Clumps of bacteria could spread life between planets

A unique trick could let microbes zip from Earth to Mars, for example, and survive the trek.
The bacterial exposure experiment took place from 2015 to 2018 using the Exposed Facility located on the exterior of Kibo, the Japanese Experimental Module of the International Space Station.
The bacterial exposure experiment took place from 2015 to 2018 using the Exposed Facility located on the exterior of Kibo, the Japanese Experimental Module of the International Space Station. JAXA/NASA

For decades, astronomers have theorized microbes could drift through the vastness of space like pollen in the wind, planting the seeds of life across the cosmos. New research from the astrobiology mission “Tanpopo,” appropriately named ‘dandelion’ in Japanese, suggests they very well might be. That would make life much more common in the universe than previously thought.

“The origin of life is the biggest mystery of human beings,” says Akihiko Yamagishi, Tokyo University microbiologist, principal investigator of the Tanpopo mission, and lead author of the new paper. He says that the team was able to show microbes would be able to survive the trek from Mars to Earth without shielding from the dangers of space if they clump together.

To do so, astrobiologists took their experiments to space to see how terrestrial life holds up in this harsh environment, where the vacuum, lack of oxygen, ultraviolet radiation and extreme temperatures would seem to preclude it. In the new study, published Wednesday in the journal Frontiers of Microbiology, researchers report how a specific type of bacteria on the International Space Station survived these harsh space elements for three whole years.

First, NASA astronaut Scott Kelly affixed densely-packed balls of Deinococcal bacteria on exposure panels outside the giant space laboratory back in 2015. Deinococcus, which can be found high up in our atmosphere, is known for its unusual ability to resist genetic damage from high doses of ultraviolet radiation and its tendency to form relatively large colonies.

Later on, astronauts looked at the pellets after one, two and three years.

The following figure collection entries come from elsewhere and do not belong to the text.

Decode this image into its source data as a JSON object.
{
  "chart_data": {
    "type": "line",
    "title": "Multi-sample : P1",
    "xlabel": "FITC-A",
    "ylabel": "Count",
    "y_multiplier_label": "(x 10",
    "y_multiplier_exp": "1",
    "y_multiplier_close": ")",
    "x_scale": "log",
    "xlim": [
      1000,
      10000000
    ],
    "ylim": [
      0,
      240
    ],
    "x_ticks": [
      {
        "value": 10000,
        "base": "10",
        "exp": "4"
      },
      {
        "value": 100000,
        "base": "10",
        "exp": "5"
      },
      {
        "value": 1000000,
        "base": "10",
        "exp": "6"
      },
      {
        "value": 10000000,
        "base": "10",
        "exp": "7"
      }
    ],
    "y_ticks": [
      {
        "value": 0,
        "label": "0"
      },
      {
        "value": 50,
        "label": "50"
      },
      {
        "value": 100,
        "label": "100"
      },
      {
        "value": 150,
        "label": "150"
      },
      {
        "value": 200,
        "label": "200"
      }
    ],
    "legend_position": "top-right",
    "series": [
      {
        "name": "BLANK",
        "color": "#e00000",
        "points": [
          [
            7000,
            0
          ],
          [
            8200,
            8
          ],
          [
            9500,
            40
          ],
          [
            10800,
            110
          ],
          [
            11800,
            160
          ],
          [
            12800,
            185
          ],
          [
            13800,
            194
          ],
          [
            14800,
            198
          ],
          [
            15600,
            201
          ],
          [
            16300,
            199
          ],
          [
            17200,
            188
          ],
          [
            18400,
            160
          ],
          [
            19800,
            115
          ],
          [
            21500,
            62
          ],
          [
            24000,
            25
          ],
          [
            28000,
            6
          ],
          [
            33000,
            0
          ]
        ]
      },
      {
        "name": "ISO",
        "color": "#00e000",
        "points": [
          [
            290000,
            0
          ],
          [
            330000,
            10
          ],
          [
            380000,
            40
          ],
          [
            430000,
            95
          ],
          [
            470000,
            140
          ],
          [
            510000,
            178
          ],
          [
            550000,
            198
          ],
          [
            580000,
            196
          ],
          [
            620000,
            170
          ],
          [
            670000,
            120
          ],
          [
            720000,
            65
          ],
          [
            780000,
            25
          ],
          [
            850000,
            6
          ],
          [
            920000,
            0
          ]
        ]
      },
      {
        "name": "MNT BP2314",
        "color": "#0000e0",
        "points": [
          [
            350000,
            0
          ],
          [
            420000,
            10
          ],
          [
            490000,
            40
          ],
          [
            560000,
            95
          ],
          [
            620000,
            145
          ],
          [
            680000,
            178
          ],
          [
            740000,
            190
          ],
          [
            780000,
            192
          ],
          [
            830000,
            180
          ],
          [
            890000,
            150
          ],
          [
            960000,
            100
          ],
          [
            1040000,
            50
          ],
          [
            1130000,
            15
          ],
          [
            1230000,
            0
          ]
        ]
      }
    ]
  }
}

After their harsh three-year sojourn, the thinnest layers of bacteria were fried by ultraviolet radiation. But the dead layers of bacteria protected the DNA of the microbes underneath from getting too damaged to survive: researchers found that all samples larger than 0.5 millimeters at least partially survived the high-altitude hike. Yamagishi and his colleagues suggest that a colony twice that thick—roughly the width of a dime—could survive up to eight years in space. That’s far more than enough time to travel from Mars to Earth, Yamagishi says.

This adds a level of feasibility to the panspermia theory, which proposes that life on Earth is the child of a distant parent. The idea is simple: Life did not begin on Earth but, instead, hitched a ride here from somewhere else in the universe. The study is “very well conducted,” says Chandra Wickramasinghe, an astrobiologist at the University of Buckingham who was not involved with the study. Wickramasinghe was the first to theorize panspermia in a scientifically rigorous way in 1974. “Over the past four decades, all the predictions of cometary panspermia have been verified. This is very unlikely to happen for a theory that is wrong.”

Manasvi Lingam, an astrobiologist at the Florida Institute of Technology who was also not involved in the research, considers this study to be “a valuable addition to the growing body of evidence that extremophiles are very hardy and able to withstand the perils of outer space,” at least over short periods of time. However, Lingam adds that the new research also has serious implications on planetary protection and biological contamination—extremophiles like Deinococcus may have successfully hitchhiked on past and present spacecraft sent to Mars, inadvertently spoiling the pristine Martian environment. If we do one day discover life on Mars, it may be difficult to tell whether it originated there or drifted over from another planetary body.

Previous studies have shown that bacteria can survive in space when shielded by a rock, but Yamagishi and his colleagues suggest bacteria might also survive by clumping together to build an “ark for interplanetary transfer” of life—a concept the authors have called “massapanspermia”.

Though this is the best-yet estimate of the survival rate of bacteria in outer space, the theory of panspermia remains controversial. There are still many unanswered questions about how the space-surviving microbes could physically survive the transfer from one celestial body to another. Yamagishi’s team and the Tanpopo mission will continue exposure experiments with different species and in different conditions in an effort to tease out some answers.